Ce dernier leur a d’ailleurs consacré un ouvrage très complet et fouillé, une galerie de portraits, depuis les présidents des Assemblées révolutionnaires, élus pour quinze jours, jusqu’à Laurent Fabius, son prédécesseur. Si leur importance historique se révèle inégale, comme la durée même de leur mandat (seize ans pour Jacques Chaban-Delmas, un record ; une journée pour François-Henri de Virieu, élu le 27 avril 1789 et démissionnaire le lendemain), cette diversité elle-même est intéressante, car elle reflète l’extraordinaire vitalité de cette institution majeure de notre histoire. Et pourtant, aussi étonnant que cela puisse paraître, aucune étude universitaire d’ampleur n’a été consacrée à ce sujet central de notre vie parlementaire. Les biographies des hommes illustres qui ont incarné la fonction ne lui accordent souvent qu’une place marginale. Si l’on connaît assez bien les péripéties des élections au « perchoir », parce qu’elles relèvent d’une histoire politique plus large, on sait finalement assez peu de choses sur la fonction elle-même, au jour le jour, et sur son évolution à travers les régimes et les décennies. Dans son rôle d’organisateur, à la tête d’une administration de plus en plus étoffée et complexe, dans son rôle d’arbitre, garant de l’efficacité et de la bonne tenue des débats en séance publique, dans son rôle institutionnel, intermédiaire entre l’exécutif et le législatif qu’il incarne dans son rôle de représentation, participant aux grandes cérémonies nationales ou à la diplomatie internationale, le président de l’Assemblée nationale reste par bien des aspects un inconnu.

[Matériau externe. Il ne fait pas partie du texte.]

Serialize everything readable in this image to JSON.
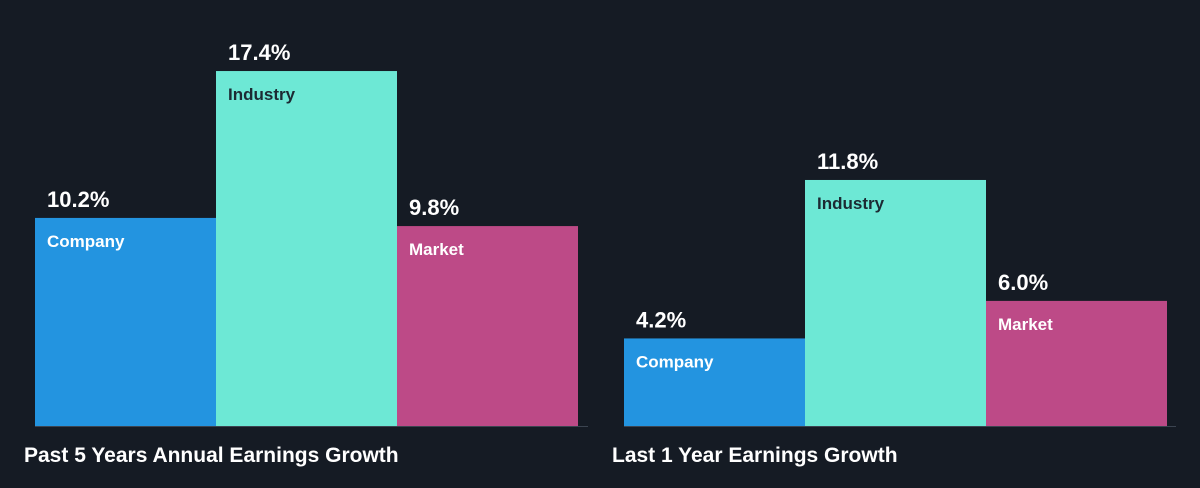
{
  "chart_data": [
    {
      "type": "bar",
      "title": "Past 5 Years Annual Earnings Growth",
      "categories": [
        "Company",
        "Industry",
        "Market"
      ],
      "values": [
        10.2,
        17.4,
        9.8
      ],
      "value_labels": [
        "10.2%",
        "17.4%",
        "9.8%"
      ],
      "unit": "%",
      "ylim": [
        0,
        20
      ],
      "colors": [
        "#2394e0",
        "#6de8d5",
        "#bd4a87"
      ],
      "category_label_colors": [
        "#ffffff",
        "#1c2a33",
        "#ffffff"
      ]
    },
    {
      "type": "bar",
      "title": "Last 1 Year Earnings Growth",
      "categories": [
        "Company",
        "Industry",
        "Market"
      ],
      "values": [
        4.2,
        11.8,
        6.0
      ],
      "value_labels": [
        "4.2%",
        "11.8%",
        "6.0%"
      ],
      "unit": "%",
      "ylim": [
        0,
        14
      ],
      "colors": [
        "#2394e0",
        "#6de8d5",
        "#bd4a87"
      ],
      "category_label_colors": [
        "#ffffff",
        "#1c2a33",
        "#ffffff"
      ]
    }
  ],
  "theme": {
    "background": "#151b24",
    "baseline": "#3b4450",
    "value_label_color": "#ffffff"
  }
}
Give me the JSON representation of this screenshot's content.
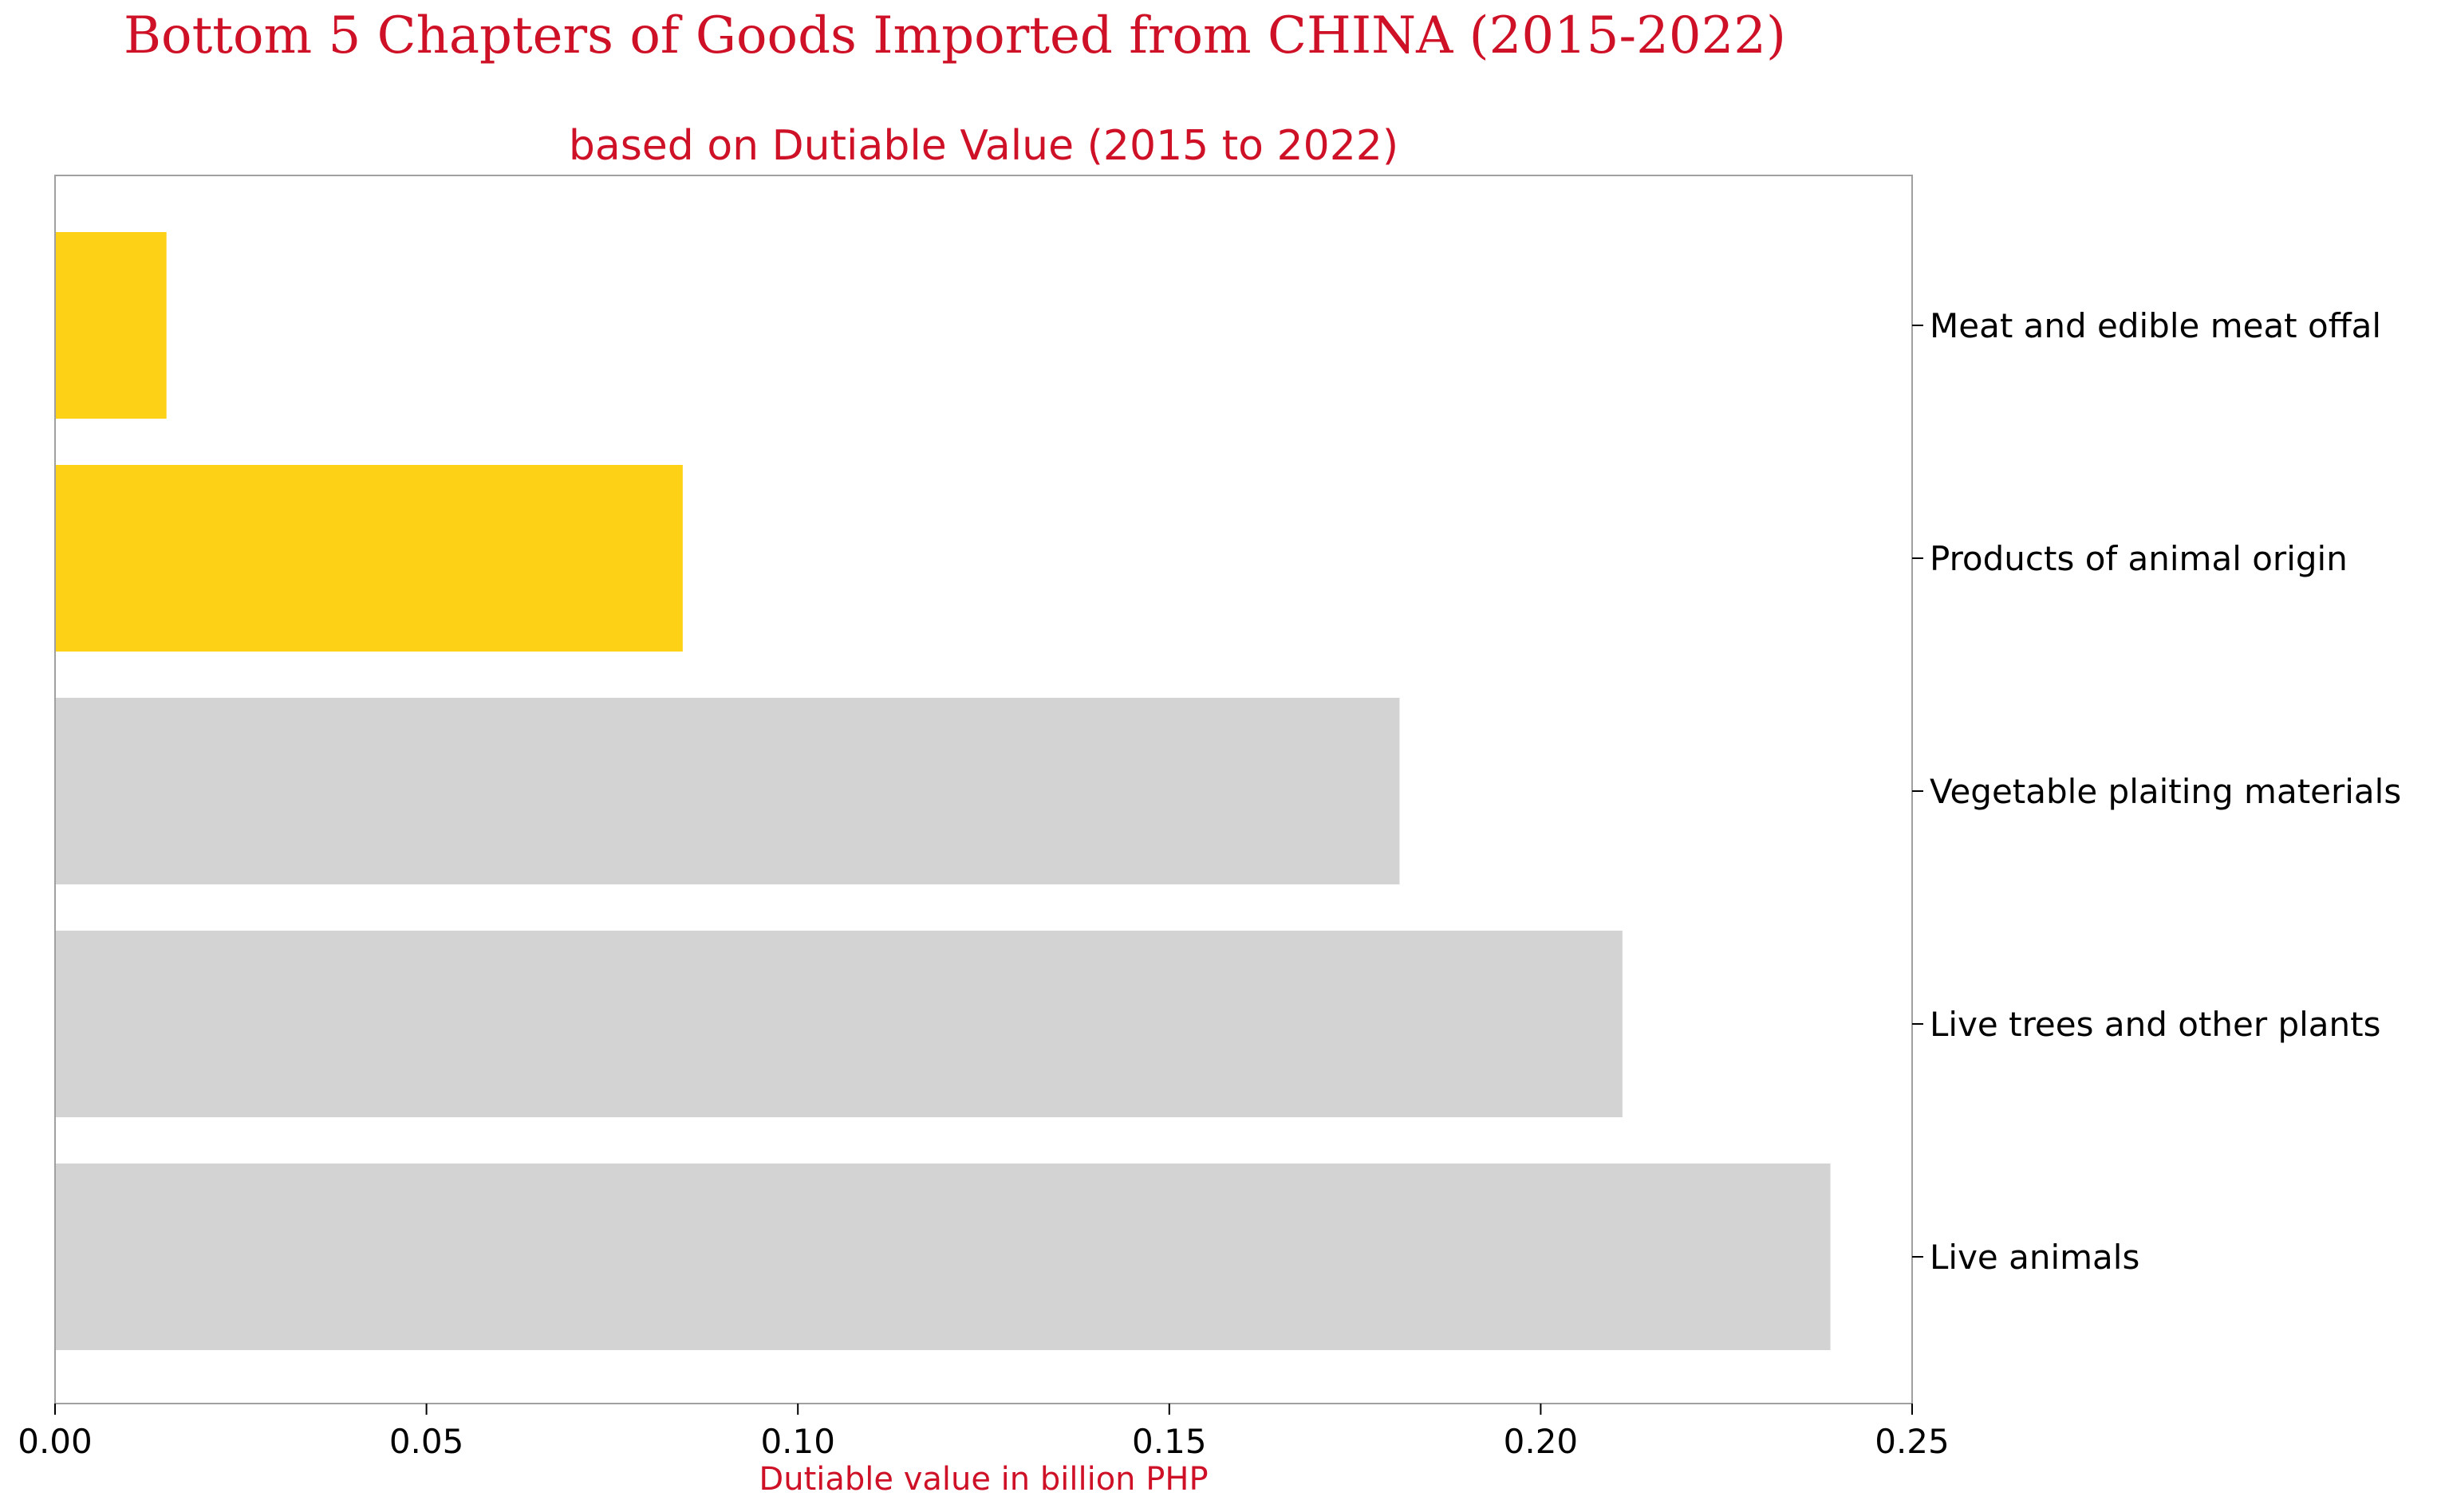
{
  "chart_data": {
    "type": "bar",
    "orientation": "horizontal",
    "title": "Bottom 5 Chapters of Goods Imported from CHINA (2015-2022)",
    "subtitle": "based on Dutiable Value (2015 to 2022)",
    "xlabel": "Dutiable value in billion PHP",
    "ylabel": "",
    "xlim": [
      0,
      0.25
    ],
    "xticks": [
      "0.00",
      "0.05",
      "0.10",
      "0.15",
      "0.20",
      "0.25"
    ],
    "category_axis_side": "right",
    "grid": false,
    "categories": [
      "Meat and edible meat offal",
      "Products of animal origin",
      "Vegetable plaiting materials",
      "Live trees and other plants",
      "Live animals"
    ],
    "values": [
      0.015,
      0.0845,
      0.181,
      0.211,
      0.239
    ],
    "colors": [
      "#FCD116",
      "#FCD116",
      "#D3D3D3",
      "#D3D3D3",
      "#D3D3D3"
    ],
    "title_color": "#CE1126",
    "label_color": "#CE1126"
  }
}
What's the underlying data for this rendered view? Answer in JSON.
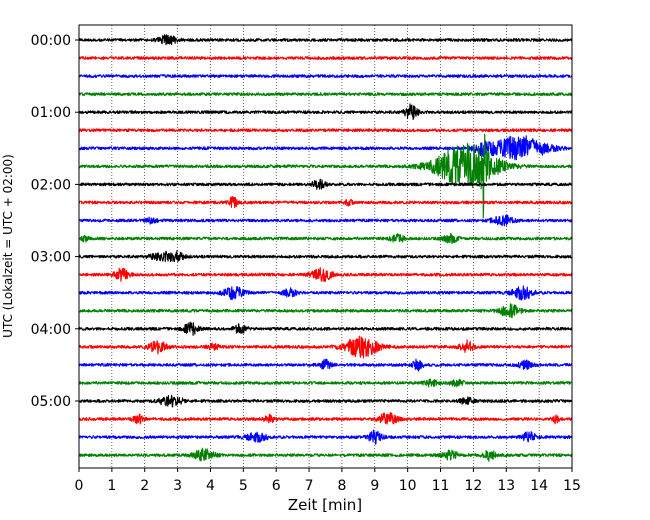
{
  "chart_data": {
    "type": "line",
    "title": "",
    "xlabel": "Zeit  [min]",
    "ylabel": "UTC (Lokalzeit = UTC + 02:00)",
    "xlim": [
      0,
      15
    ],
    "x_ticks": [
      0,
      1,
      2,
      3,
      4,
      5,
      6,
      7,
      8,
      9,
      10,
      11,
      12,
      13,
      14,
      15
    ],
    "x_tick_labels": [
      "0",
      "1",
      "2",
      "3",
      "4",
      "5",
      "6",
      "7",
      "8",
      "9",
      "10",
      "11",
      "12",
      "13",
      "14",
      "15"
    ],
    "y_tick_labels": [
      "00:00",
      "01:00",
      "02:00",
      "03:00",
      "04:00",
      "05:00"
    ],
    "y_tick_rows": [
      0,
      4,
      8,
      12,
      16,
      20
    ],
    "grid_x": true,
    "color_cycle": [
      "#000000",
      "#ff0000",
      "#0000ff",
      "#008000"
    ],
    "series": [
      {
        "row": 0,
        "color": "#000000",
        "events": [
          [
            2.7,
            5.0,
            0.25
          ]
        ]
      },
      {
        "row": 1,
        "color": "#ff0000",
        "events": []
      },
      {
        "row": 2,
        "color": "#0000ff",
        "events": []
      },
      {
        "row": 3,
        "color": "#008000",
        "events": []
      },
      {
        "row": 4,
        "color": "#000000",
        "events": [
          [
            10.1,
            7.0,
            0.2
          ]
        ]
      },
      {
        "row": 5,
        "color": "#ff0000",
        "events": []
      },
      {
        "row": 6,
        "color": "#0000ff",
        "events": [
          [
            13.4,
            12.0,
            0.8
          ],
          [
            12.3,
            5.0,
            0.3
          ]
        ]
      },
      {
        "row": 7,
        "color": "#008000",
        "events": [
          [
            11.8,
            22.0,
            0.9
          ],
          [
            12.3,
            40.0,
            0.05
          ]
        ]
      },
      {
        "row": 8,
        "color": "#000000",
        "events": [
          [
            7.3,
            4.0,
            0.2
          ]
        ]
      },
      {
        "row": 9,
        "color": "#ff0000",
        "events": [
          [
            4.7,
            5.0,
            0.15
          ],
          [
            8.2,
            3.0,
            0.1
          ]
        ]
      },
      {
        "row": 10,
        "color": "#0000ff",
        "events": [
          [
            12.9,
            5.0,
            0.3
          ],
          [
            2.2,
            3.0,
            0.15
          ]
        ]
      },
      {
        "row": 11,
        "color": "#008000",
        "events": [
          [
            9.7,
            4.0,
            0.2
          ],
          [
            11.3,
            4.0,
            0.2
          ],
          [
            0.2,
            3.0,
            0.1
          ]
        ]
      },
      {
        "row": 12,
        "color": "#000000",
        "events": [
          [
            2.6,
            4.0,
            0.4
          ],
          [
            3.0,
            3.0,
            0.2
          ]
        ]
      },
      {
        "row": 13,
        "color": "#ff0000",
        "events": [
          [
            1.3,
            6.0,
            0.2
          ],
          [
            7.4,
            6.0,
            0.3
          ]
        ]
      },
      {
        "row": 14,
        "color": "#0000ff",
        "events": [
          [
            4.7,
            6.0,
            0.3
          ],
          [
            6.4,
            4.0,
            0.2
          ],
          [
            13.5,
            6.0,
            0.3
          ]
        ]
      },
      {
        "row": 15,
        "color": "#008000",
        "events": [
          [
            13.1,
            6.0,
            0.3
          ]
        ]
      },
      {
        "row": 16,
        "color": "#000000",
        "events": [
          [
            3.4,
            6.0,
            0.2
          ],
          [
            4.9,
            4.0,
            0.2
          ]
        ]
      },
      {
        "row": 17,
        "color": "#ff0000",
        "events": [
          [
            8.6,
            10.0,
            0.5
          ],
          [
            2.4,
            6.0,
            0.25
          ],
          [
            11.8,
            6.0,
            0.2
          ],
          [
            4.1,
            3.0,
            0.15
          ]
        ]
      },
      {
        "row": 18,
        "color": "#0000ff",
        "events": [
          [
            7.5,
            5.0,
            0.15
          ],
          [
            10.3,
            5.0,
            0.15
          ],
          [
            13.6,
            4.0,
            0.2
          ]
        ]
      },
      {
        "row": 19,
        "color": "#008000",
        "events": [
          [
            10.7,
            3.0,
            0.2
          ],
          [
            11.5,
            3.0,
            0.2
          ]
        ]
      },
      {
        "row": 20,
        "color": "#000000",
        "events": [
          [
            2.8,
            5.0,
            0.35
          ],
          [
            11.8,
            3.0,
            0.2
          ]
        ]
      },
      {
        "row": 21,
        "color": "#ff0000",
        "events": [
          [
            9.4,
            7.0,
            0.25
          ],
          [
            1.8,
            5.0,
            0.15
          ],
          [
            5.8,
            4.0,
            0.15
          ],
          [
            14.5,
            4.0,
            0.1
          ]
        ]
      },
      {
        "row": 22,
        "color": "#0000ff",
        "events": [
          [
            9.0,
            6.0,
            0.2
          ],
          [
            5.4,
            4.0,
            0.3
          ],
          [
            13.7,
            5.0,
            0.2
          ]
        ]
      },
      {
        "row": 23,
        "color": "#008000",
        "events": [
          [
            3.8,
            6.0,
            0.3
          ],
          [
            12.5,
            5.0,
            0.2
          ],
          [
            11.3,
            4.0,
            0.25
          ]
        ]
      }
    ]
  }
}
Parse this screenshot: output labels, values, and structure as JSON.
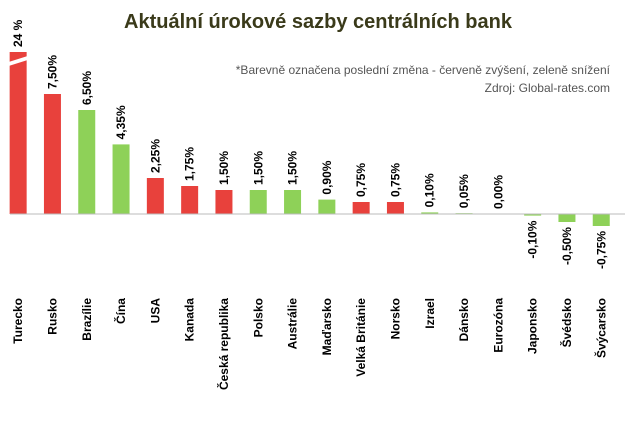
{
  "chart_data": {
    "type": "bar",
    "title": "Aktuální úrokové sazby centrálních bank",
    "notes": [
      "*Barevně označena poslední změna - červeně zvýšení, zeleně snížení",
      "Zdroj: Global-rates.com"
    ],
    "categories": [
      "Turecko",
      "Rusko",
      "Brazílie",
      "Čína",
      "USA",
      "Kanada",
      "Česká republika",
      "Polsko",
      "Austrálie",
      "Maďarsko",
      "Velká Británie",
      "Norsko",
      "Izrael",
      "Dánsko",
      "Eurozóna",
      "Japonsko",
      "Švédsko",
      "Švýcarsko"
    ],
    "values": [
      24,
      7.5,
      6.5,
      4.35,
      2.25,
      1.75,
      1.5,
      1.5,
      1.5,
      0.9,
      0.75,
      0.75,
      0.1,
      0.05,
      0,
      -0.1,
      -0.5,
      -0.75
    ],
    "value_labels": [
      "24 %",
      "7,50%",
      "6,50%",
      "4,35%",
      "2,25%",
      "1,75%",
      "1,50%",
      "1,50%",
      "1,50%",
      "0,90%",
      "0,75%",
      "0,75%",
      "0,10%",
      "0,05%",
      "0,00%",
      "-0,10%",
      "-0,50%",
      "-0,75%"
    ],
    "colors": [
      "#e8413c",
      "#e8413c",
      "#8ed158",
      "#8ed158",
      "#e8413c",
      "#e8413c",
      "#e8413c",
      "#8ed158",
      "#8ed158",
      "#8ed158",
      "#e8413c",
      "#e8413c",
      "#8ed158",
      "#8ed158",
      "#8ed158",
      "#8ed158",
      "#8ed158",
      "#8ed158"
    ]
  }
}
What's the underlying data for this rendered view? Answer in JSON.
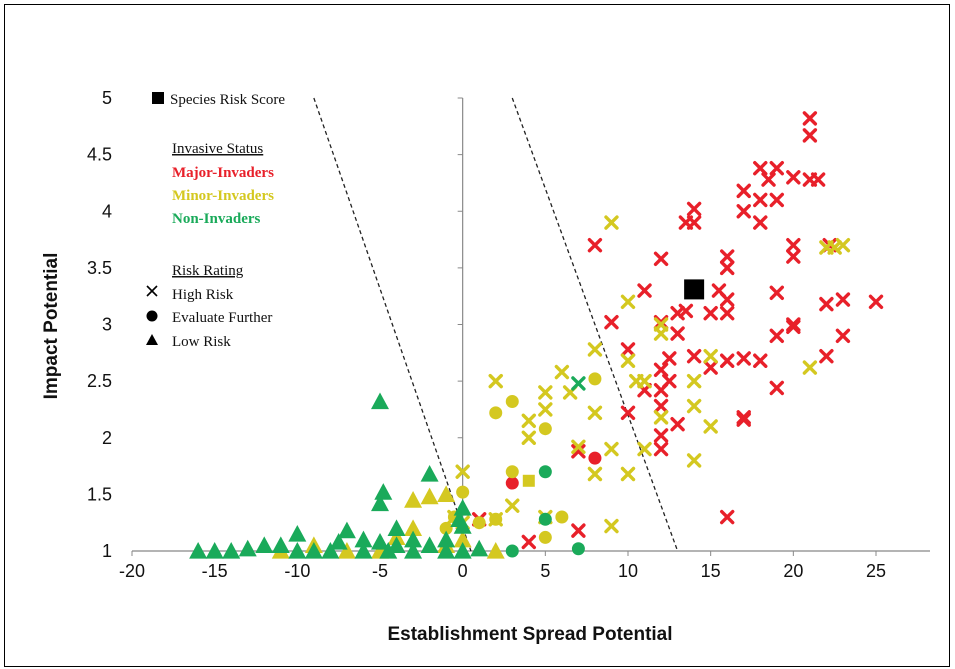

Il est vrai que les archives sont bien souvent lacunaires sur tous ces points, quand elles ne sont pas inexistantes. La plupart des présidents d’Assemblée n’ont pas jugé bon de conserver les traces de leur passage au perchoir, soit qu’ils les jugeaient sans intérêt soit au contraire politiquement trop sensibles. Il est donc nécessaire de multiplier les sources et les champs d’investigation, en utilisant aussi bien les discours prononcés par les présidents ou les archives de l’Assemblée nationale que des archives privées, des correspondances, des mémoires, voire, pour les périodes les plus récentes, des témoignages oraux émanant soit des présidents eux-mêmes, soit de leur entourage.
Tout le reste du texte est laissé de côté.